Gaijin - The Japanese word for "foreigner". Literally translated it means "outside person". I've always used this as the working title for the story I want to tell. I have had bits and pieces of it floating around in my head forever. I've always envisioned writing a very Michner-esque novel about the dynasty that spawned me. The complete serendipity of two families a world away, so completely different, and yet surprisingly just the same, that come together. What are the odds? I think it's time to get it all out.
I lost my dad this year and it is to date probably the single most devastating event in my life. I don't know that anyone is ever ready or can be, but I wasn't the least bit prepared. This possibility was not one I had seriously considered and refused to accept. My father's passing has defined what profound loss means for me and for my family. I'm not sure I will ever recover, there is no new normal for us, but this has reminded me that I wish I would have told his story when he was still here to read it. This is a regret I have to carry and I cannot fix.
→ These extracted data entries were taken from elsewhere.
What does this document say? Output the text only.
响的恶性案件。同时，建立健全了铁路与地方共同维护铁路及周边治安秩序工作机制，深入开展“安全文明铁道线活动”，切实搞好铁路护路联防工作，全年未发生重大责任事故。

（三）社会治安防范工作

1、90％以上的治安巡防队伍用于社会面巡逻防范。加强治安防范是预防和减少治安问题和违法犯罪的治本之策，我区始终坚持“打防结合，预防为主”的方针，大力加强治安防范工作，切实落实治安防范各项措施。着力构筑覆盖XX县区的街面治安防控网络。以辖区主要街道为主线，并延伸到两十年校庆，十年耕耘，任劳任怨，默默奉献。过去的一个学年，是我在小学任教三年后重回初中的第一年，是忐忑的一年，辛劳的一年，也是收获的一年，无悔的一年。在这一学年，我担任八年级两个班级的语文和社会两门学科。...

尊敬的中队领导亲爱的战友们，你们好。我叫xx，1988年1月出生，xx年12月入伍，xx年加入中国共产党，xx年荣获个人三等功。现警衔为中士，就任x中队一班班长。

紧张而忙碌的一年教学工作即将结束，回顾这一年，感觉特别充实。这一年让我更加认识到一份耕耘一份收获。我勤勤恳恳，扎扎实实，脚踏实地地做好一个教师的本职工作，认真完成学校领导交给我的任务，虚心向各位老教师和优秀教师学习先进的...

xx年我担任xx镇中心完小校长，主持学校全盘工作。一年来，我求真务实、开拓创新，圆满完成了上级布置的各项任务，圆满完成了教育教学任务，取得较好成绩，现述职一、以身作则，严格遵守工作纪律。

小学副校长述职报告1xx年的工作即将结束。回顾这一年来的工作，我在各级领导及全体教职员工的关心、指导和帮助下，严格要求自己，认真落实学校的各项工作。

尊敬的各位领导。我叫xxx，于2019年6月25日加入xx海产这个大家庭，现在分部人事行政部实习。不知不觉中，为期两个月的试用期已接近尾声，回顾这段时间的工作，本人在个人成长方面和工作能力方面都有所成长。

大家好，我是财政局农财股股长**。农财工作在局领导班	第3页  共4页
I will not add to it though, I will tell the story and finish it in the coming year. So Gaijin, this story in my heart that wants to be told, is so aptly named. It may be the only single word that describes all aspects of this story, my life, my background, my history, my current situation. I am always on the outside looking in. Even surrounded by people and loved ones, I am apart, but I am comfortable here. I never see this as a bad thing or something I should be ashamed to feel. It is my badge of honor. It defines courage. It captures loss. It is filled with love. It was quintessentially, his story. And now it is my story.